The MARK III Flat Matrix CRT has 16 color dots tiled in a 4 x 4 matrix pattern. The grid-electrodes match this pattern with four vertical (Y) and four horizontal (X) elements that intersect. A line cathode is located at each intersection. The Y grid electrodes run between the cathodes and the anode electrodes, while the X grid electrodes are behind the cathodes and serve as a back plane.
The X and Y grid electrodes are placed at a positive potential with respect to the cathode. The potential around the cathode becomes positive, creating an electric potential gradient that slopes down toward the high voltage anode electrode.
Thermoelectrons emitted by the cathode travel down this gradient and pass through the mesh of the Y grid electrode. They are accelerated by the anode voltage and penetrate the anode electrode, striking the phosphor screen. The excited phosphor emit light.
When either or both of the X and Y grid electrodes are placed at a negative potential with respect to the cathode, the potential around the cathode becomes negative, preventing electron travel toward the anode electrode.

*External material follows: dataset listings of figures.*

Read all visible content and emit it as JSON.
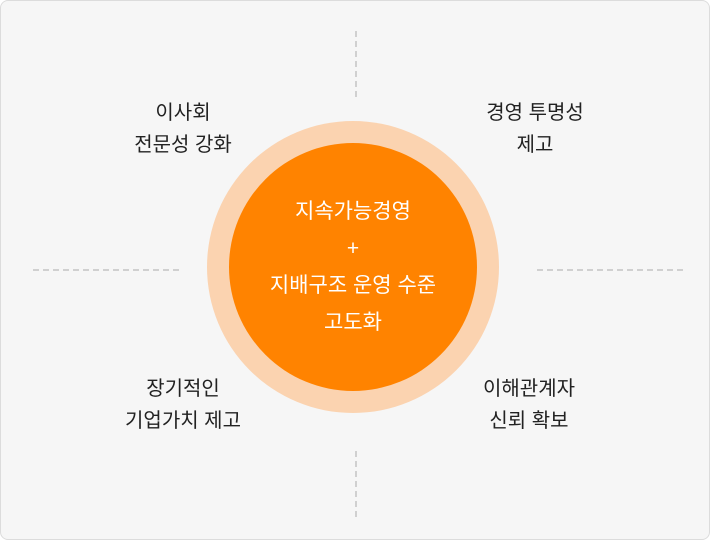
{
  "center": {
    "line1": "지속가능경영",
    "line2": "+",
    "line3": "지배구조 운영 수준",
    "line4": "고도화"
  },
  "quadrants": {
    "top_left": [
      "이사회",
      "전문성 강화"
    ],
    "top_right": [
      "경영 투명성",
      "제고"
    ],
    "bottom_left": [
      "장기적인",
      "기업가치 제고"
    ],
    "bottom_right": [
      "이해관계자",
      "신뢰 확보"
    ]
  },
  "colors": {
    "background": "#f6f6f6",
    "ring": "#fbd3b0",
    "core": "#ff8300",
    "divider": "#d0d0d0"
  }
}
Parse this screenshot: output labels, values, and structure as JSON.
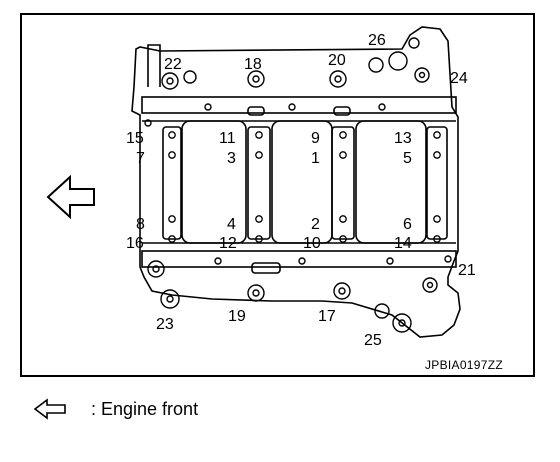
{
  "diagram": {
    "callouts": [
      "22",
      "18",
      "20",
      "26",
      "24",
      "15",
      "7",
      "11",
      "3",
      "9",
      "1",
      "13",
      "5",
      "8",
      "16",
      "4",
      "12",
      "2",
      "10",
      "6",
      "14",
      "21",
      "23",
      "19",
      "17",
      "25"
    ],
    "reference_code": "JPBIA0197ZZ"
  },
  "legend": {
    "icon": "outline-left-arrow-icon",
    "text": ": Engine front"
  }
}
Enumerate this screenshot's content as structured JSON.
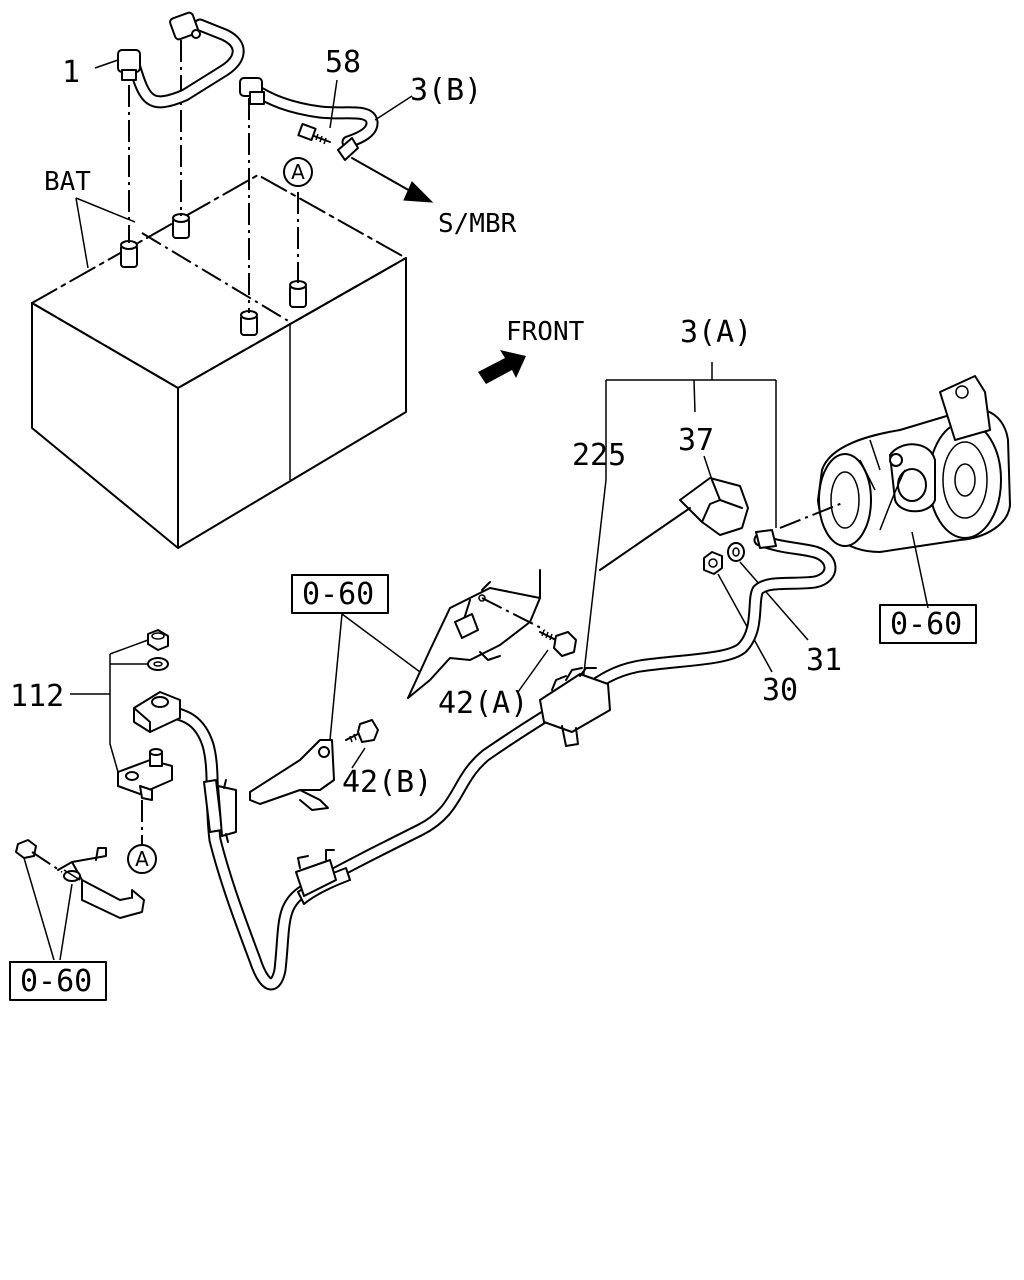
{
  "labels": {
    "bat": "BAT",
    "part_1": "1",
    "part_58": "58",
    "part_3b": "3(B)",
    "s_mbr": "S/MBR",
    "front": "FRONT",
    "part_3a": "3(A)",
    "part_225": "225",
    "part_37": "37",
    "part_31": "31",
    "part_30": "30",
    "part_42a": "42(A)",
    "part_42b": "42(B)",
    "part_112": "112",
    "ref_a_top": "A",
    "ref_a_bottom": "A",
    "ref_060_top": "0-60",
    "ref_060_right": "0-60",
    "ref_060_bottom": "0-60"
  }
}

No light is emitted because no electrons reach the phosphor screen.
The diagram above shows the basic control sequence of the driving circuits.
Each X-electrode is driven by the scanning signal at 1/4 duty cycle.
The Y-electrodes are driven by the pixel data signals. The duration of each data signal is varied according to the input video signal level of the corresponding pixel.
When the positive scanning signal and the data signal are both applied to the X and Y electrode, the selected phosphor dots emit light.